You wouldn't have known it from this mostly well-dressed, mostly well-heeled crowd. Many of the women, black and white, young and old, were early donors who gave money back when Barack Obama was a long shot, and they were gladly giving again now. A lovely lunch of organic chicken prepared by a renowned chef, Alice Waters, brought in somewhere between $400,000 and $700,000 for the Obama Victory fund.
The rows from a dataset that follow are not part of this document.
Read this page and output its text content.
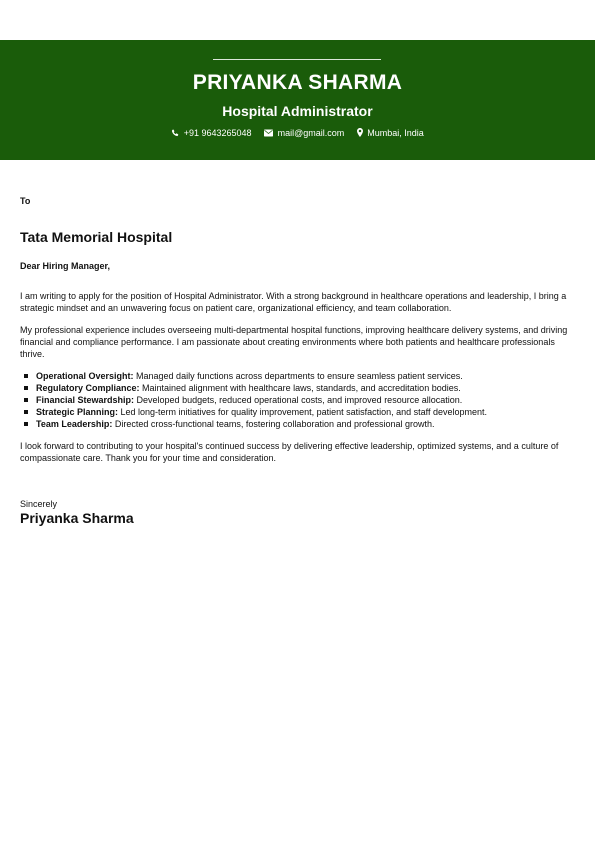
PRIYANKA SHARMA
Hospital Administrator
+91 9643265048	mail@gmail.com	Mumbai, India
To
Tata Memorial Hospital
Dear Hiring Manager,

I am writing to apply for the position of Hospital Administrator. With a strong background in healthcare operations and leadership, I bring a strategic mindset and an unwavering focus on patient care, organizational efficiency, and team collaboration.

My professional experience includes overseeing multi-departmental hospital functions, improving healthcare delivery systems, and driving financial and compliance performance. I am passionate about creating environments where both patients and healthcare professionals thrive.

Operational Oversight: Managed daily functions across departments to ensure seamless patient services.
Regulatory Compliance: Maintained alignment with healthcare laws, standards, and accreditation bodies.
Financial Stewardship: Developed budgets, reduced operational costs, and improved resource allocation.
Strategic Planning: Led long-term initiatives for quality improvement, patient satisfaction, and staff development.
Team Leadership: Directed cross-functional teams, fostering collaboration and professional growth.

I look forward to contributing to your hospital's continued success by delivering effective leadership, optimized systems, and a culture of compassionate care. Thank you for your time and consideration.

Sincerely
Priyanka Sharma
But the women Obama needs right now are the ones who do not dine downtown. They're the ones who can't afford organic anything, forced to choose between a gallon of gas and a gallon of milk because they can't buy both on the same day.
Women like Sarah.
A few hours after leaving the "Women for Obama" luncheon, I ran into Sarah, not her real name. I've known her for a few years. A single mom, she free-lances, working as many jobs as she can to support two growing boys. She dreams of a permanent gig with benefits, but it's still just a dream.
A 37-year-old Democrat, she is also a college grad and a news junkie who has watched this campaign like a hawk. She surprised me with her anger Tuesday, saying she's voting for McCain.
To Sarah, Barack Obama is like the organic chicken at lunch. Sleek, elegant, beautifully prepared. Too cool.
Though both Obamas have spoken often and in great personal detail of their own humble beginnings, of Michelle's hardworking blue-collar dad and Barack's struggling single mom on food stamps, it somehow hasn't sold Sarah. You might ask if she was a die-hard Clinton supporter. The answer is yes, a supporter, but die-hard? Not really.
At the luncheon, I'd asked women if there was still a sizable breach between the Clinton and Obama camps.
Most told me not anymore, that on issues of choice, national health insurance and gender parity of wages, Clinton supporters know they have far more differences with Republican John McCain than they do with Obama. And Republican women, including Paula Wolff, who for 14 years was in the high command of Republican Gov. James R. Thompson, were there to demonstrate that Obama has crossover appeal, too.
"The Supreme Court," said Wolff. "I think for most women when they walk into the voting booth, that will be the first thing on their minds."
Some of the numbers bear that out. The July 15 Quinnipiac University poll shows women overall backed Obama over McCain 55 percent to 36 percent. Then again, the margin was far smaller among independent women, who preferred Obama by just three points, 45 percent to 42 percent. And finally, there's that Clinton problem. The Associated Press/Yahoo News "found that just 12 percent of former Clinton supporters say they are excited about Obama."
It seems pretty clear that if Obama is not going to pick Clinton as his running mate, he'd better not pick a woman at all. That, Sarah made clear in our conversation Tuesday, would be unfair.
The Obamas, for their part, have in recent weeks spoken warmly and respectfully of Hillary Clinton and she of them. On Monday, Mrs. Obama called Sen. Clinton an "extraordinary woman" and added she was "thrilled to welcome Dana Singiser to the campaign as our new senior adviser for women."
Singiser, who worked for Clinton's campaign and Senate office before that, told me Tuesday by phone, "We're working really hard for all women voters and leaving no stone unturned."
They may need to try offering more macaroni and cheese.